Mensa, stipendi a rischio In 55 pronti a scioperare

14 Febbraio 2019

Il Comune non paga da settembre la ditta Ladisa che gestisce i pasti nelle scuole Domani l’assemblea dei dipendenti: «Senza soldi, parte lo stato di agitazione»

CHIETI. «Se entro 48 ore non arrivano i soldi dal Comune, proclamiamo lo stato di agitazione». Sono pronti a scioperare i 55 dipendenti della Ladisa ristorazione, la ditta che gestisce il servizio mensa in 26 scuole di Chieti. Il personale non ha preso lo stipendio di gennaio perché il Comune non paga da settembre l’azienda pugliese che, dopo aver anticipato fino a dicembre le mensilità ai propri dipendenti, ha deciso di sospendere le retribuzioni. I 55 lavoratori del servizio mensa, tra scodellatrici, autisti e personale del centro cottura, si sono rivolti al sindacalista Alessandro Azzola, segretario regionale del sindacato autonomo Fesica Confsal. Ieri mattina, alcune dipendenti, accompagnate da Azzola, si sono recate in Comune per parlare con Giuseppe Giampietro, assessore alla pubblica istruzione nonché vicesindaco, ma l’incontro è saltato per motivi personali di quest’ultimo.

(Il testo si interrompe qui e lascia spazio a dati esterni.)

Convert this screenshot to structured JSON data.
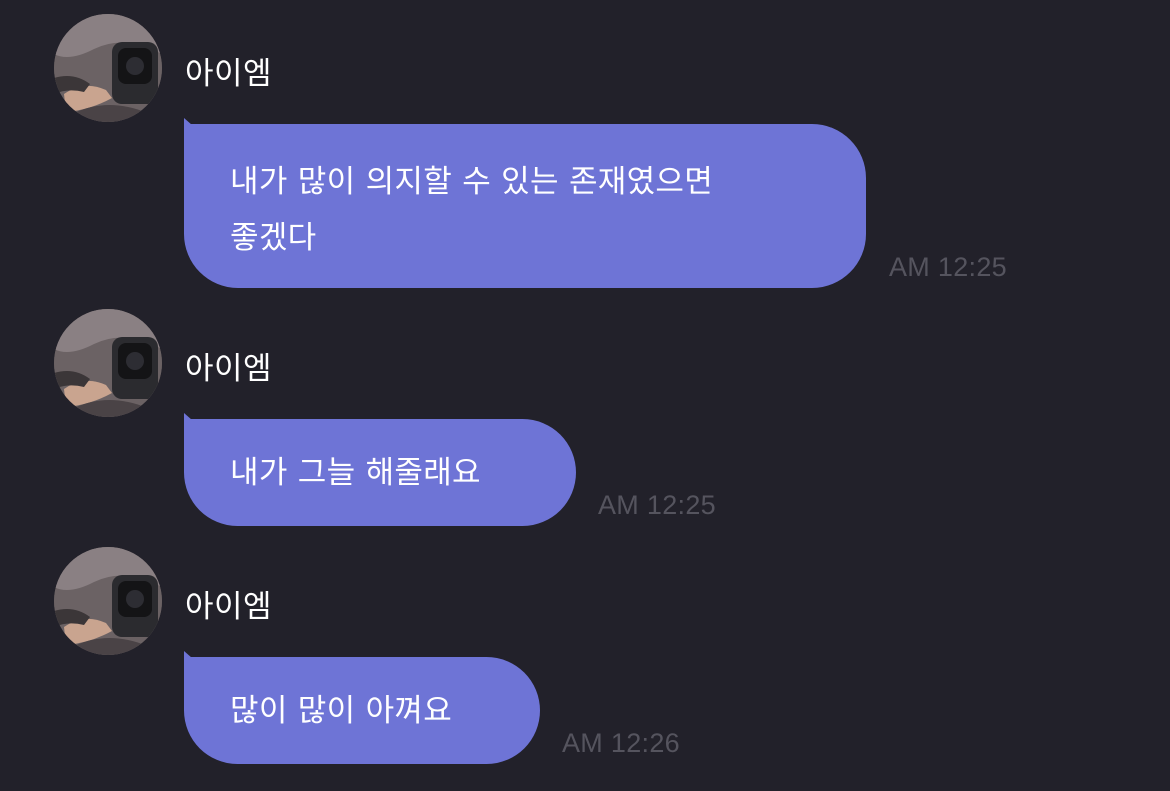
{
  "messages": [
    {
      "sender": "아이엠",
      "avatar_icon": "profile-photo-avatar",
      "text": "내가 많이 의지할 수 있는 존재였으면\n좋겠다",
      "time": "AM 12:25"
    },
    {
      "sender": "아이엠",
      "avatar_icon": "profile-photo-avatar",
      "text": "내가 그늘 해줄래요",
      "time": "AM 12:25"
    },
    {
      "sender": "아이엠",
      "avatar_icon": "profile-photo-avatar",
      "text": "많이 많이 아껴요",
      "time": "AM 12:26"
    }
  ],
  "colors": {
    "background": "#22212a",
    "bubble": "#6e74d6",
    "timestamp": "#55545e",
    "text": "#ffffff"
  }
}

Domani, alle 18, al Dama Palace di Villamagna, i dipendenti hanno indetto un’assemblea pubblica insieme al sindacato per decidere sul da farsi. «Se entro 48 ore non ci saranno sviluppi», spiega Azzola, «inizierà lo stato di agitazione visto che il Comune è latitante. L’azienda, che ha dimostrato grande serietà, non ce la fa più ad anticipare gli stipendi e questa storia va avanti da settembre. Dove sono finiti i soldi che il Comune ha preso dai genitori dei bambini? Vogliamo spiegazioni dall’amministrazione. Non escludiamo uno sciopero generale. Porteremo avanti la nostra battaglia, senza nessuna influenza politica e siamo pronti a protestare sotto la sede del Comune».

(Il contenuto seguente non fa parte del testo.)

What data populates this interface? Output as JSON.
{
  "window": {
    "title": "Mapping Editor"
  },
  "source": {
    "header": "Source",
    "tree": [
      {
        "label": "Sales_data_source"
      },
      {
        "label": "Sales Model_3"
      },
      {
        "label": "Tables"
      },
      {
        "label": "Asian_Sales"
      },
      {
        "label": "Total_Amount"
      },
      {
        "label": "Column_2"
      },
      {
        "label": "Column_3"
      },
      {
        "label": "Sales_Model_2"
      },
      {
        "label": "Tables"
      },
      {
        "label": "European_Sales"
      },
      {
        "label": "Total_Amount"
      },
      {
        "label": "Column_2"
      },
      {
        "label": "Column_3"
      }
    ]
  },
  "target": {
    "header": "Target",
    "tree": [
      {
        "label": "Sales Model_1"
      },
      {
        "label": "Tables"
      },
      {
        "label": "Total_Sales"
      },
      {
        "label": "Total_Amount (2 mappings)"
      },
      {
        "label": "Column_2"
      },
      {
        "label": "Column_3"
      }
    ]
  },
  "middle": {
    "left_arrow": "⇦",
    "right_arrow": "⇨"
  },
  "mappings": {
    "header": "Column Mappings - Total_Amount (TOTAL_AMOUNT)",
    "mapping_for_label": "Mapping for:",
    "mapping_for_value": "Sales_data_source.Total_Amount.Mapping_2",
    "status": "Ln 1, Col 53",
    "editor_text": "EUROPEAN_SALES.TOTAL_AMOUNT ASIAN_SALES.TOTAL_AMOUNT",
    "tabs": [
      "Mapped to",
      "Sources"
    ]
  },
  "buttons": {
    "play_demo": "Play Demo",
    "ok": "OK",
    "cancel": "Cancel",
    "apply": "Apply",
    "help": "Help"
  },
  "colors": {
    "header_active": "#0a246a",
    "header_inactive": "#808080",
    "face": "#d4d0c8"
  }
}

Qualcosa, in realtà, si sta muovendo. Oggi è previsto un incontro in Comune tra l’assessore Giampietro, la responsabile del servizio mensa e l’Ufficio ragioneria e pubblica istruzione. Dovrebbero essere sbloccati subito i fondi per il pagamento degli stipendi di gennaio, anche se l’azienda chiede che il Comune paghi anche gli arretrati da settembre a dicembre. «Non siamo affatto latitanti», risponde Giampietro. «Sono in costante contatto con la direttrice e con gli Uffici per sbloccare la situazione. Le polemiche non mi interessano. Voglio solo risolvere il problema e, come detto la scorsa settimana, stiamo lavorando in questa direzione perché l’attenzione è massima su questo tema. Il pagamento degli stipendi è prioritario». Nell’incontro di oggi si farà il punto della situazione anche sul contratto in essere tra Ladisa e il Comune che scadrà a fine mese, con possibilità di proroga per un altro anno.
Cinquantacinque dipendenti restano con il fiato sospeso e aspettano segnali dal Comune, prima dell’assemblea di domani che potrebbe sancire l’inizio dello stato di agitazione con pesanti ripercussioni sul servizio mensa scolastico.